On February 14, Patrice Ficklin, the Fair Lending Director for the Consumer Financial Protection Bureau (CFPB), together with senior officials from the Federal Reserve Board, Office of the Comptroller of the Currency, Federal Deposit Insurance Corporation, National Credit Union Administration, U.S. Department of Housing and Urban Development, Federal Housing Finance Agency, and U.S. Department of Justice sent a joint letter to The Appraisal Foundation (TAF), the private organization that sets appraisal standards, urging it to revise the fourth draft of its 2023 Edition of the Uniform Standards of Professional Appraisal Practice (USPAP or Uniform Standards) to include a detailed statement of federal prohibitions against discrimination. Specifically, the agencies requested that TAF include in its Uniform Standards the nondiscrimination standards under the Fair Housing Act and the Equal Credit Opportunity Act rather than the current summary of the distinctions between “unethical discrimination” and “unlawful discrimination.” This is the second letter that federal officials have sent TAF raising concerns with the Uniform Standards.

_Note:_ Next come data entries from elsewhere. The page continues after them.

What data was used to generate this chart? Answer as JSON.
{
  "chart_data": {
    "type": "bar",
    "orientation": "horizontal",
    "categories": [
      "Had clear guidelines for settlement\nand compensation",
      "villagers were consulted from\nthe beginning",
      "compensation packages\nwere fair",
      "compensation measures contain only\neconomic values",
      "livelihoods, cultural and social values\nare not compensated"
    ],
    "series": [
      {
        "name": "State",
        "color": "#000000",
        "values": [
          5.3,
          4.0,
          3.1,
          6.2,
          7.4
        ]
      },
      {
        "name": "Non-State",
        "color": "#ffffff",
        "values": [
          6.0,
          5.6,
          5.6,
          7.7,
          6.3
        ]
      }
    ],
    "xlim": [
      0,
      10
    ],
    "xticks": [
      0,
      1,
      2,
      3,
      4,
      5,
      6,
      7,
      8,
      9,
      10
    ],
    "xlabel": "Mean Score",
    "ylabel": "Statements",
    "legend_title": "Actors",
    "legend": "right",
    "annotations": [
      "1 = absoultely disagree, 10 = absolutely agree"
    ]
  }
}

In the blog accompanying release of the joint letter, the CFPB explained the impetus for the letter. “For more than 50 years, federal law has forbidden racial, religious, and other discrimination in home appraisals. It is imperative that TAF provide appraisers clear, detailed, and unambiguous warnings about the requirements of federal law covering appraisal standards. [TAF], however, appears reluctant to act. Its recalcitrance undermines efforts to rid the housing market of bias and discrimination and threatens the market’s fairness and competitiveness.”

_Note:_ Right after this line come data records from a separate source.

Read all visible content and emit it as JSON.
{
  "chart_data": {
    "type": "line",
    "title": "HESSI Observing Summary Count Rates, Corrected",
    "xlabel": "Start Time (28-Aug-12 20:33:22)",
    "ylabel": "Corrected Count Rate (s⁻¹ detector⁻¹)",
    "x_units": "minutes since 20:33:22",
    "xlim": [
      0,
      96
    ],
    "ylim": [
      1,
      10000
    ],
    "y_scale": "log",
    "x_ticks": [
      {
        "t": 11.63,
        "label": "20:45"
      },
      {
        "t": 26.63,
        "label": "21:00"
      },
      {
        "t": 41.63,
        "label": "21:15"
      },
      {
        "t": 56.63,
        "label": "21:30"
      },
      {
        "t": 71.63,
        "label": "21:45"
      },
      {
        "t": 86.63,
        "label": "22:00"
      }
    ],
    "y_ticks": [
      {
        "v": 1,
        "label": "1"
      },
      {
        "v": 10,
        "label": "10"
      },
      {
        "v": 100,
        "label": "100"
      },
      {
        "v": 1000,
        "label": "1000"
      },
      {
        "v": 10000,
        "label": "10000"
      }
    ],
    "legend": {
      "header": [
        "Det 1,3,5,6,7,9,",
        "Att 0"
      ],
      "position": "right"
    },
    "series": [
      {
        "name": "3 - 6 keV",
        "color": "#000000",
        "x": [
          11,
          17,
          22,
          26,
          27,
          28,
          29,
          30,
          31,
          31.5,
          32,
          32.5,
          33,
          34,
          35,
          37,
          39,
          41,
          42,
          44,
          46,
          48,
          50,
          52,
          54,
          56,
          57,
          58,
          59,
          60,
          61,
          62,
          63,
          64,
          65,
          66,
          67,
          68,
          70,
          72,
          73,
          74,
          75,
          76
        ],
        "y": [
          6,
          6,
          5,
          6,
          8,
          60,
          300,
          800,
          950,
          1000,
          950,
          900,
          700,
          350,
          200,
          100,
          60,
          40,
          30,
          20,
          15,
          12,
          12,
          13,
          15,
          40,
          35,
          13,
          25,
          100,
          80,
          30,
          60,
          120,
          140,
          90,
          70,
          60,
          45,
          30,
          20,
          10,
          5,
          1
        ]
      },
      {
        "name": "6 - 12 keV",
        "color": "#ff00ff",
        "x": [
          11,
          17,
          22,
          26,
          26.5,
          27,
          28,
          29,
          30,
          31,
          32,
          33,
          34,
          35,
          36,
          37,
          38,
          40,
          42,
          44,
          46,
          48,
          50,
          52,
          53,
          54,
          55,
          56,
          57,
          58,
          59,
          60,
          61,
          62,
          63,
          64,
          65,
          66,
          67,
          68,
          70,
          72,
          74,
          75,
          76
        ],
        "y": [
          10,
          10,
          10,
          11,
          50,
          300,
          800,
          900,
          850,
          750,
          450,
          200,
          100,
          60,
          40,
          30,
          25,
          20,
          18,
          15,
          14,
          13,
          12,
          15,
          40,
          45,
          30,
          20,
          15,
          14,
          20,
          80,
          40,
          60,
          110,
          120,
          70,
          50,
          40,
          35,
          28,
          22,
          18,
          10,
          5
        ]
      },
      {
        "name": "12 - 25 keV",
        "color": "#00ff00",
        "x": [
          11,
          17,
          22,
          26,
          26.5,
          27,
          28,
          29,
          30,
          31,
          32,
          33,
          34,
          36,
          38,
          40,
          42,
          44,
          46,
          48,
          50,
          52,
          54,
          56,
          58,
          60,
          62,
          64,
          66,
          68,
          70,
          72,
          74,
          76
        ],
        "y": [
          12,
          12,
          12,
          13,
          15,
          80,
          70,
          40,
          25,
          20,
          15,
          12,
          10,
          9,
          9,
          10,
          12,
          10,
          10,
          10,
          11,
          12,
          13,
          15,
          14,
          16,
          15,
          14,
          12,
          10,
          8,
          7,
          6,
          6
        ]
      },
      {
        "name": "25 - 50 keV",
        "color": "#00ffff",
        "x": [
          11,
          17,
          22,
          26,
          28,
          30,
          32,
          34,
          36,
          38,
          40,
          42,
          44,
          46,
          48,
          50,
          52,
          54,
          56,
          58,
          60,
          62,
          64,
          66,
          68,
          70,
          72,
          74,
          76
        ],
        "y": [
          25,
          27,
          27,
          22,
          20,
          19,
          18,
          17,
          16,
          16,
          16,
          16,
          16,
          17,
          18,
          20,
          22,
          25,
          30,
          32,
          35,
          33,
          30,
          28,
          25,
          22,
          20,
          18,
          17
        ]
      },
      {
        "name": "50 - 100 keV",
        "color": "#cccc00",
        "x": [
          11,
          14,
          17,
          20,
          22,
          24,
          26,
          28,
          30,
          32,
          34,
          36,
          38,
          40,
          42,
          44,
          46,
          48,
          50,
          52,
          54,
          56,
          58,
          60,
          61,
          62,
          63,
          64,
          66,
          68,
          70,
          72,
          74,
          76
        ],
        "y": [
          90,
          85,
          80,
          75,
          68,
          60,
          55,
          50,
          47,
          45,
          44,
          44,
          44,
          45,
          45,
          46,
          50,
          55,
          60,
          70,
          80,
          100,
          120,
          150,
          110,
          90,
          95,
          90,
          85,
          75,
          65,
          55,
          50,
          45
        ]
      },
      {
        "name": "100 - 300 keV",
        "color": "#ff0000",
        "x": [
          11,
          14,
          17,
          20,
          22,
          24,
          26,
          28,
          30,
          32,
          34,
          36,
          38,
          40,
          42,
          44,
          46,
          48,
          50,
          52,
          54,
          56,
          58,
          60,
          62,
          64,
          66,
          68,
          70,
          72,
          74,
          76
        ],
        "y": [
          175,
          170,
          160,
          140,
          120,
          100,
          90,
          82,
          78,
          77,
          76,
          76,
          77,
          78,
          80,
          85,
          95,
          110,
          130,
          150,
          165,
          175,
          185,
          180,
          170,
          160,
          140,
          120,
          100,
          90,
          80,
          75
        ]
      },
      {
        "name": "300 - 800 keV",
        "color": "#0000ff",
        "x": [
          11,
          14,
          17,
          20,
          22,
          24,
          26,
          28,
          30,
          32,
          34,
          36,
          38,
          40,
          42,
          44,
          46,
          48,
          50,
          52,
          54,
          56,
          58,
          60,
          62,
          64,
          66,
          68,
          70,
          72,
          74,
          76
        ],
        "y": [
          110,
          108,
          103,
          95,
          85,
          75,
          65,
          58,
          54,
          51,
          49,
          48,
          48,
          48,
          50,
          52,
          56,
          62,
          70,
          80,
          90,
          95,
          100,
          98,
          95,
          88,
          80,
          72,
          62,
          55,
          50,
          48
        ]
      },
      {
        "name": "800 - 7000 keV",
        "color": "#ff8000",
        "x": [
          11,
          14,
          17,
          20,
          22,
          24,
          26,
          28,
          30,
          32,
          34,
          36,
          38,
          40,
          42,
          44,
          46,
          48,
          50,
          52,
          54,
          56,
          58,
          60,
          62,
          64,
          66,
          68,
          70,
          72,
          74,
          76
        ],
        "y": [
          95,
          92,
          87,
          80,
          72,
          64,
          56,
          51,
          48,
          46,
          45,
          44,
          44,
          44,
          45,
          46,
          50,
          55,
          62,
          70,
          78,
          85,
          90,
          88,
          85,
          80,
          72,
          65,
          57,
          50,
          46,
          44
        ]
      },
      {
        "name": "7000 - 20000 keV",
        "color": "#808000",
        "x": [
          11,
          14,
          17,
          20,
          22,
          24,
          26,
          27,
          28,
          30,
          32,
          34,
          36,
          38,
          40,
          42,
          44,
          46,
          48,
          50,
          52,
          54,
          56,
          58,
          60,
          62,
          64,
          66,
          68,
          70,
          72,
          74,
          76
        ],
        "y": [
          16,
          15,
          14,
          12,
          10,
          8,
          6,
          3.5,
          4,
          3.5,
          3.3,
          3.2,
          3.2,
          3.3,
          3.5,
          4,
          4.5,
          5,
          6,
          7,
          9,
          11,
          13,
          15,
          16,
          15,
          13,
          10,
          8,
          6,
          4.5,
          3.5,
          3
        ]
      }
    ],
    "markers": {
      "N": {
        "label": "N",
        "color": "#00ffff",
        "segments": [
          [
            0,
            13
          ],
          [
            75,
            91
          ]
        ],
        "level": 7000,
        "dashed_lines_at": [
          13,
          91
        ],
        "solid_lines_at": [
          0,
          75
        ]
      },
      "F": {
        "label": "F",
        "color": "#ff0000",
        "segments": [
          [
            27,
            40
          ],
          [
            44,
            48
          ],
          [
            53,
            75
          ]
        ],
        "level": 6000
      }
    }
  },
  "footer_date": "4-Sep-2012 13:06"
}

As discussed here, combatting appraisal bias continues to be a top priority for the CFPB and other federal regulators. The agencies have been actively working with the White House Property Appraisal and Valuation Equity (PAVE) Interagency Task Force and the Federal Financial Institutions Examination Council’s Appraisal Subcommittee to address the issue of appraisal bias, and the CFPB is engaged in a project to develop regulations for automated valuation models to prevent algorithmic bias in home valuations. The CFPB has also warned that lenders that fail to ensure borrowers can seek a reconsideration of their home valuation risk violating federal law. This joint agency letter and accompanying blog post only serve to underline the seriousness with which the regulators take the issue of appraisal bias.